Bosnian Church - Bosnian Church Scholarship

Bosnian Church Scholarship

The phenomenon of Bosnian medieval Christians has been attracting scholars' attention for centuries, but it was not until the latter half of the 19th century that the most important monograph on the subject, "Bogomili i Patareni" (Bogomils and Patarens), 1870, by eminent Croatian historian Franjo Rački, had been published. Rački argued that the Bosnian Church was essentially Gnostic and Manichaean in nature. This interpretation has been accepted, expanded and elaborated upon by a host of later historians, most prominent among them being Dominik Mandić, Sima Ćirković, Vladimir Ćorović, Miroslav Brandt and Franjo Šanjek. However, a number of other historians (Leon Petrović, Jaroslav Šidak, Dragoljub Dragojlović, Dubravko Lovrenović, and Noel Malcolm) stressed theologically the impeccably orthodox character of Bosnian Christian writings and claimed that for the explanation of this phenomenon suffices the relative isolation of Bosnian Christianity, which retained many archaic traits predating the East-West Schism in 1054.

On the other hand, the American historian of the Balkans, prof.

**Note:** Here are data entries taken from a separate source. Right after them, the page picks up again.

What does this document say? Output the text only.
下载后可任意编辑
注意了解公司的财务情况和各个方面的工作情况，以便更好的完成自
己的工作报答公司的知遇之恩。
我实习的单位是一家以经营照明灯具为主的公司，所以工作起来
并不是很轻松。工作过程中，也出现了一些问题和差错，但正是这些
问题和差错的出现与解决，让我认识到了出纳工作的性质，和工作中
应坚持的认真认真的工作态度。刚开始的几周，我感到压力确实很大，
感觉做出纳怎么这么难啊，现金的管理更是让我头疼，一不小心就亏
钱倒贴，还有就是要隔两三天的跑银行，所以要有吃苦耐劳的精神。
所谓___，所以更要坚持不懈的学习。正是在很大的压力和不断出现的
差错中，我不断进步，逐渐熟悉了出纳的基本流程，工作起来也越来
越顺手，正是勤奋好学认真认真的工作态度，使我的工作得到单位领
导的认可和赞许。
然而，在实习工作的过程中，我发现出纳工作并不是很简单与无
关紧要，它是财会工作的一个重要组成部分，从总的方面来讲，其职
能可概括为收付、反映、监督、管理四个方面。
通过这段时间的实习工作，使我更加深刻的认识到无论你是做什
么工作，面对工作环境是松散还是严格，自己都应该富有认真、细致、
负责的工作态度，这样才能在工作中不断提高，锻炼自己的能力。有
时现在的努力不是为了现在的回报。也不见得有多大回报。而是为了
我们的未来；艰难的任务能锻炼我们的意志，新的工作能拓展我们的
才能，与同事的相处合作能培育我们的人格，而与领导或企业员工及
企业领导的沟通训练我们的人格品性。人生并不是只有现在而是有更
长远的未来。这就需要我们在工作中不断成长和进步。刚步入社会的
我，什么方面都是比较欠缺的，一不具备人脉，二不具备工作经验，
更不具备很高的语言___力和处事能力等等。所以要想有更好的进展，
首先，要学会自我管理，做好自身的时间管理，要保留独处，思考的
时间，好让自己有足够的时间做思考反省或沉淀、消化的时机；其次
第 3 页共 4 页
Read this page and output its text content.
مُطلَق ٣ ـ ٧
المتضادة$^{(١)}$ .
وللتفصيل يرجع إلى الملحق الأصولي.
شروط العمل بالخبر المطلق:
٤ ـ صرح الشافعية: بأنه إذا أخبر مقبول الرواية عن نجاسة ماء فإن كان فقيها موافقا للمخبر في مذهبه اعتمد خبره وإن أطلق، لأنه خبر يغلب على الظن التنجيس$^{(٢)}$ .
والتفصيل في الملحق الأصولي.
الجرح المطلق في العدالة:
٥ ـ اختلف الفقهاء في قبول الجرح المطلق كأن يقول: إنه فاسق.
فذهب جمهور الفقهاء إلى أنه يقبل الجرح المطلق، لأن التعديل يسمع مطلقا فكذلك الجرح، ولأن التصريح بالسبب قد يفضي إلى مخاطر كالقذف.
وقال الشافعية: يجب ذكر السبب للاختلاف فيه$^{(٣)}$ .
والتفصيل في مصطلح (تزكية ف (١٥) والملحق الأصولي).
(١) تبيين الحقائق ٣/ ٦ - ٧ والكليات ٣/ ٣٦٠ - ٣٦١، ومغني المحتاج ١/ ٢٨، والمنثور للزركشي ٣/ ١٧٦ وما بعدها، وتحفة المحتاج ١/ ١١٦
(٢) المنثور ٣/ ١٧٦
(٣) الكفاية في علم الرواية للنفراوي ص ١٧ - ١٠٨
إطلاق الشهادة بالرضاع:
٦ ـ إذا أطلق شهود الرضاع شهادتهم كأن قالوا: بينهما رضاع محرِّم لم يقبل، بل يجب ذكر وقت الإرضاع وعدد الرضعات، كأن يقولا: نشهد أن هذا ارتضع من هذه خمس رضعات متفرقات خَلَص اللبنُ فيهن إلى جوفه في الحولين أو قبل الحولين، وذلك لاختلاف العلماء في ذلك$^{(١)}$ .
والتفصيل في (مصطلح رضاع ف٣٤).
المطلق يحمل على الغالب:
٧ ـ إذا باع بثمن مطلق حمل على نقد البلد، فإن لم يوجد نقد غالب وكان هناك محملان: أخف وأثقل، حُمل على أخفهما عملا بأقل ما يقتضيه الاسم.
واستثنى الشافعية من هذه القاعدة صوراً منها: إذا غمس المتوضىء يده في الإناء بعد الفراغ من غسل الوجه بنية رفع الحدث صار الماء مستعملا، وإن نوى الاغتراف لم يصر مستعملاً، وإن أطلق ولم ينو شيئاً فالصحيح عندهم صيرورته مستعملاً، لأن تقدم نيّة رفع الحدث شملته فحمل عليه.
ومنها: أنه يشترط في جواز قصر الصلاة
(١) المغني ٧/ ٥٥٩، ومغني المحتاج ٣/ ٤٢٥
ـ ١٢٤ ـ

John Fine, does not believe in the dualism of the Bosnian Church at all. Though he represents his theory as a "new interpretation of the Bosnian Church", his view is very close to J. Šidak's early theory and several other scholars before him. He believes that there could well have been heretical groups alongside of the Bosnian Church, however, the church itself was Catholic.